Take a Break magazine, May 28, 2020

I am quite sorry about this entry because in my experience Take a Break is extremely accurate. This is a rare error.

A fretful baby ‘grizzles’ so is ‘grizzly’.  ‘Grisly’ means gruesome or hideous, as in a monster. While we are about it, there is ‘gristly’ which refers to something disgusting in meat, and  ‘grizzly’ can also mean a type of bear or hair that is greying.


i newspaper, June 20, 2020

Times, June 20, 2020

The word ‘but’ seems often to be used as a bit of padding between two other words, but it does have a meaning, viz that what follows is a contrast or a surprise.

The top cutting contains two sets of unrelated ideas which cannot be made meaningful simply by adding ‘but’. In the heading, there is no reason why the lockdown should have had any effect one way or the other on sales of vinyl. ‘And’ would be better than ‘but’. In the intro, the juxtaposition is simply odd.
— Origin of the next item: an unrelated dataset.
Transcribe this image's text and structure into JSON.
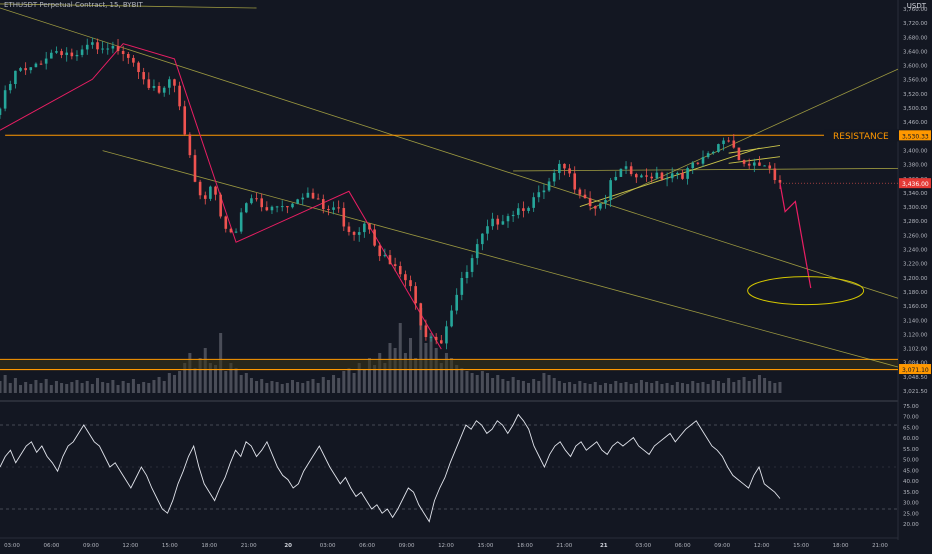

The sneezing reference needs to be cut or put elsewhere.  This is a classic non sequitur: a suggestion that one idea follows the other when they have nothing at all to do with each other.

In the second cutting, there is no reason why the location of the machine should have any bearing on whether or not it is used, so again ‘and’ is more appropriate than ‘but’.


Sunday Times, June 14, 2020

A basic of subbing is that you make it clear who is speaking before you begin the quote. Here it looks as if the estate agent, Mr Lillicrap, is continuing to talk about sales, when in fact it has switched to Alex Polizzi. So when you get to the end of the par you are brought up short by the fact that it is a new speaker, and you go back to sort it out. The reader should never have to feel any confusion.

After the par about the estate agent, this is how it should be done.

Alex Polizzi, owner of the Hotel Tresanton which overlooks St Mawes harbour, hopes to re-open on July 4.

‘People come away to have a good time,’ she said. ‘I don’t want them to be met with pitchforks . . . new realities.